The big changes in Japan’s policy on the country’s agriculture subsidization would force Japanese enterprises to cooperate with the countries which have advantages in agriculture production like Vietnam.

 Japan’s new agriculture policy, vietnam, agricultural export, japanese market

Vietnam’s agriculture experienced an unsuccessful 2013 with the production value increasing by 2.47 percent only over the last year. However, investors still have poured big money into the sector.
SSI, a securities company for example, has joined forces with LR Group to set up a fund to invest in agriculture with the expected capital of $150 million. PAN’s shareholders have agreed on the plan to raise VND650 billion worth of funds more to implement the plan to invest in agriculture, seafood and food processing.
Despite the current big difficulties, investors still can see a bright future for the Vietnamese agriculture, especially when Japanese government is considering cut down the agriculture subsidization.
What would happen?
“The opportunities are great,” said Pham Chi Lan, a well-known economist, when asked about the prospect of the Vietnamese agriculture production once Japan reconsiders its subsidization policy.
According to Lan, the statement by the Japanese government to stop subsidizing the rice production means that Japan would rely on rice imports to satisfy the domestic demand.
“The new policy would prompt Japanese enterprises to cooperate with Vietnamese enterprises to grow Japanese rice varieties in Vietnam,” Lan said.
“Cooperating with Japan is the good solution for the Vietnamese agriculture which is facing big difficulties,” she added.
Vietnam and Malaysia are the only agriculture producers among the countries negotiating for the Trans Pacific Partnership Agreement (TPP). However, Malaysia only makes some products such as rubber or palm oil. Therefore, Vietnam is considered the only agriculture country among TPP members.
Nguyen Phuong Lam, Deputy Director of the Can Tho Branch of the Vietnam Chamber of Commerce and Industry, has confirmed that his agency has received a lot of Japanese investors who expressed the willingness to invest in the Mekong River Delta.
China and Thailand were the favorite destinations for Japanese investors in 1980s. However, the investors now want to pour money into the countries with the advantages for agriculture production.

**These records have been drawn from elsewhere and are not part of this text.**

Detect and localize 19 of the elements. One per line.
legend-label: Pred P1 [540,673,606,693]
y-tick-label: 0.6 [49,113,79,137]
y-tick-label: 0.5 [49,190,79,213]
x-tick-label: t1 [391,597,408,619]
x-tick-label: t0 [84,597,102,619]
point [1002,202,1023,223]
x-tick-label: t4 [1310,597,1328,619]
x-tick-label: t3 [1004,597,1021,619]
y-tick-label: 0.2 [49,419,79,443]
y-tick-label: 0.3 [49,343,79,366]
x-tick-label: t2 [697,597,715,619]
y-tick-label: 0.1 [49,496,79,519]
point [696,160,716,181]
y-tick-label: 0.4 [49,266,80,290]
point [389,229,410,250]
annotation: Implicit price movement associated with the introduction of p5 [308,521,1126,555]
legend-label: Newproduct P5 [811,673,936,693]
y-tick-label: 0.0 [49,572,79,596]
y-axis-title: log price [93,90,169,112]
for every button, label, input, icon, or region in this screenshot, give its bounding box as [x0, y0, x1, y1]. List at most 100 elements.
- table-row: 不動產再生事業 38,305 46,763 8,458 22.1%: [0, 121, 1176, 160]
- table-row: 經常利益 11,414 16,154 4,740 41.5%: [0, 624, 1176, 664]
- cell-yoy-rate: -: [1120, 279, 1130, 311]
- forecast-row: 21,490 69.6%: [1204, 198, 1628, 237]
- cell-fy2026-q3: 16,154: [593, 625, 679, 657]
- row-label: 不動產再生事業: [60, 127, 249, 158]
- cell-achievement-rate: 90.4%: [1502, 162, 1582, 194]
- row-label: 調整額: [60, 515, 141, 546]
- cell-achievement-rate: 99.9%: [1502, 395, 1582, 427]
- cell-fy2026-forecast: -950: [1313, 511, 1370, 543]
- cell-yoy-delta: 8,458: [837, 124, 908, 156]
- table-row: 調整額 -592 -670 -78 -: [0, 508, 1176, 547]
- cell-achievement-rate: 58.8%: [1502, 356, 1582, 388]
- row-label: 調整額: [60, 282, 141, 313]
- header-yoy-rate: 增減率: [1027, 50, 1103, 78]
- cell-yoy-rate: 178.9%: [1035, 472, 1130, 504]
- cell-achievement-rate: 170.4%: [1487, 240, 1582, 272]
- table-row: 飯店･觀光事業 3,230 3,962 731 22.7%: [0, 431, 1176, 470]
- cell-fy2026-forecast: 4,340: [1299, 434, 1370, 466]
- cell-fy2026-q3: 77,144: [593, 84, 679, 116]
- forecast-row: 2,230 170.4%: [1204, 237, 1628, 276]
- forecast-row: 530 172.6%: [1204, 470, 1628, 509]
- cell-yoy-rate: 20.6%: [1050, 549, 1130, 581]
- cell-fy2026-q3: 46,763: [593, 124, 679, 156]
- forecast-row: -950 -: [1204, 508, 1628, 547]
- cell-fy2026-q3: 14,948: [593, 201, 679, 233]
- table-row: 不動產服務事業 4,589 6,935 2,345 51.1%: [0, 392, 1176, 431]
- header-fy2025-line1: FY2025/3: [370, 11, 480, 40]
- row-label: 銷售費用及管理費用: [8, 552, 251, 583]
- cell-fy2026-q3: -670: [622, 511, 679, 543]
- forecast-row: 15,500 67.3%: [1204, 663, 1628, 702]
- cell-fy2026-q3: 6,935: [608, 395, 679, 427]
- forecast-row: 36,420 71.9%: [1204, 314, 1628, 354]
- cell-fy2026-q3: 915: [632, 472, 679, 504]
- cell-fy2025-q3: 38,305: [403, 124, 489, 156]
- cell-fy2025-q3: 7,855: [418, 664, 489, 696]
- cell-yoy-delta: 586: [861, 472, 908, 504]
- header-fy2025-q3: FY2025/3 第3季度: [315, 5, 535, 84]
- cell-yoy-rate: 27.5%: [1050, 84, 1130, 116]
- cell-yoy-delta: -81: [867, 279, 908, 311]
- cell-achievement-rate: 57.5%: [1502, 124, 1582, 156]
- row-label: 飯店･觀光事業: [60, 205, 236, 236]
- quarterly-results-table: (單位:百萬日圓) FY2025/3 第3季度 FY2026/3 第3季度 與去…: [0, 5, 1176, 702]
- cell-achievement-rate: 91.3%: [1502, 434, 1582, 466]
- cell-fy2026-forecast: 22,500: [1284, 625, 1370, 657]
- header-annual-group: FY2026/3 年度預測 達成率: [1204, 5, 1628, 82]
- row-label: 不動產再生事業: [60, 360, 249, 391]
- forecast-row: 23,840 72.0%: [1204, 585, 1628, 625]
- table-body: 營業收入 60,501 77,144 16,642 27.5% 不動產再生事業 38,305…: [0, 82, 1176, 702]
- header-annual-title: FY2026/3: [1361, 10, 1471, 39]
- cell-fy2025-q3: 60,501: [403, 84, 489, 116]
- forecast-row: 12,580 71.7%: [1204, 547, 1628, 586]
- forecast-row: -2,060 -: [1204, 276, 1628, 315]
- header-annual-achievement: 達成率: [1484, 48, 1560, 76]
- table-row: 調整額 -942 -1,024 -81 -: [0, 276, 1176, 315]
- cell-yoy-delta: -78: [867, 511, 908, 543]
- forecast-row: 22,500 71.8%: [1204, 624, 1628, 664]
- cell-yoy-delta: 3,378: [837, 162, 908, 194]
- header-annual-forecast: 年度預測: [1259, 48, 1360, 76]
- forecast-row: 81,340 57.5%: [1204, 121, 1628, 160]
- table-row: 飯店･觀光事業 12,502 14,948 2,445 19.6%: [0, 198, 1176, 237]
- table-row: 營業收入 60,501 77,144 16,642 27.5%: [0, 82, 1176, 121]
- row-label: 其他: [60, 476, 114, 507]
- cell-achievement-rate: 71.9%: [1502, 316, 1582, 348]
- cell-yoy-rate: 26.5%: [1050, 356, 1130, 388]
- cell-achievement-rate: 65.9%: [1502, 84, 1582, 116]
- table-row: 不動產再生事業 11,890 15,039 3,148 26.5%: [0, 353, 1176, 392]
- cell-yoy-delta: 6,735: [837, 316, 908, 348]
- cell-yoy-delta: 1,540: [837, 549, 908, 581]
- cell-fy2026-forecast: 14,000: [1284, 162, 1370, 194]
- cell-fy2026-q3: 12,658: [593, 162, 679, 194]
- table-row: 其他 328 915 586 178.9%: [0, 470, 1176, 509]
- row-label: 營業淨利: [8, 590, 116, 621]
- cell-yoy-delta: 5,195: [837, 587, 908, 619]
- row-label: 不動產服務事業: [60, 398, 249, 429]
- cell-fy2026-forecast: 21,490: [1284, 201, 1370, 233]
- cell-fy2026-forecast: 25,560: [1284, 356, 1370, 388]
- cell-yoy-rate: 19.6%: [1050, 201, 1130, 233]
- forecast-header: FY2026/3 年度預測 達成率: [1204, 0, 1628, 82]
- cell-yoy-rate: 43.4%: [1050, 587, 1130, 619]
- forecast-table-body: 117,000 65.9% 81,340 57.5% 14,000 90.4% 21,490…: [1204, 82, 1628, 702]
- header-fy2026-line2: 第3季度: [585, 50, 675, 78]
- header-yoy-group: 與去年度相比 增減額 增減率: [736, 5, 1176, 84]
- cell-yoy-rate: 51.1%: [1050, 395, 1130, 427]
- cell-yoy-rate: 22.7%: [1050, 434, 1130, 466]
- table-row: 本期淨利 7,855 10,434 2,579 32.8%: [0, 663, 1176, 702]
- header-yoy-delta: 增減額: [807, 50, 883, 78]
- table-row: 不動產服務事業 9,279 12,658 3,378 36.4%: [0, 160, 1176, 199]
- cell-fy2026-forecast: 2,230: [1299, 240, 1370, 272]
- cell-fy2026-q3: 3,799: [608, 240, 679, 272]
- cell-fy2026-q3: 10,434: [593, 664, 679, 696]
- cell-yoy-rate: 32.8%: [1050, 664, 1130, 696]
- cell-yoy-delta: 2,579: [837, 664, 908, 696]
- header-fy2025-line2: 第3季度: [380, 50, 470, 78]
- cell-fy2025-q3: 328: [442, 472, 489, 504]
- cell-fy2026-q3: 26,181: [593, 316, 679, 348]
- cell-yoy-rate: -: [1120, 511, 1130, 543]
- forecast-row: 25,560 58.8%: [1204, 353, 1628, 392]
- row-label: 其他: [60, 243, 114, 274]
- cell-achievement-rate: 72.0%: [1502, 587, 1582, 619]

However, Lam admitted that the foreign direct investment (FDI) in agriculture remains modest. Only 10 projects were registered in 2013, including two from Japan.
The cooperation between Vietnam and Japan promises good prospects, because Japan has experiences and high technology, while Vietnam has advantages in the climate and labor force.
Economists all have urged the government to take actions to attract the Japanese investment into the agriculture sector. Vietnam got behindhand in comparison with Malaysia and the Philippines in attracting Japanese investment in agriculture. Therefore, it now needs to speed up to grab the opportunities.
Like any other countries in the world, Vietnam considers agriculture as a “delicate” sector which needs strict protection.
At present, agriculture is listed among the conditional business fields, i.e. the investors have to meet strict requirements to be eligible for making investment there.
Meanwhile, the Land Law with the limitations on the agriculture land area allocated by the State is believed to hinder the agriculture production in a large scale. The unclear investment incentives for the investors in agriculture may also discouraged foreign investors.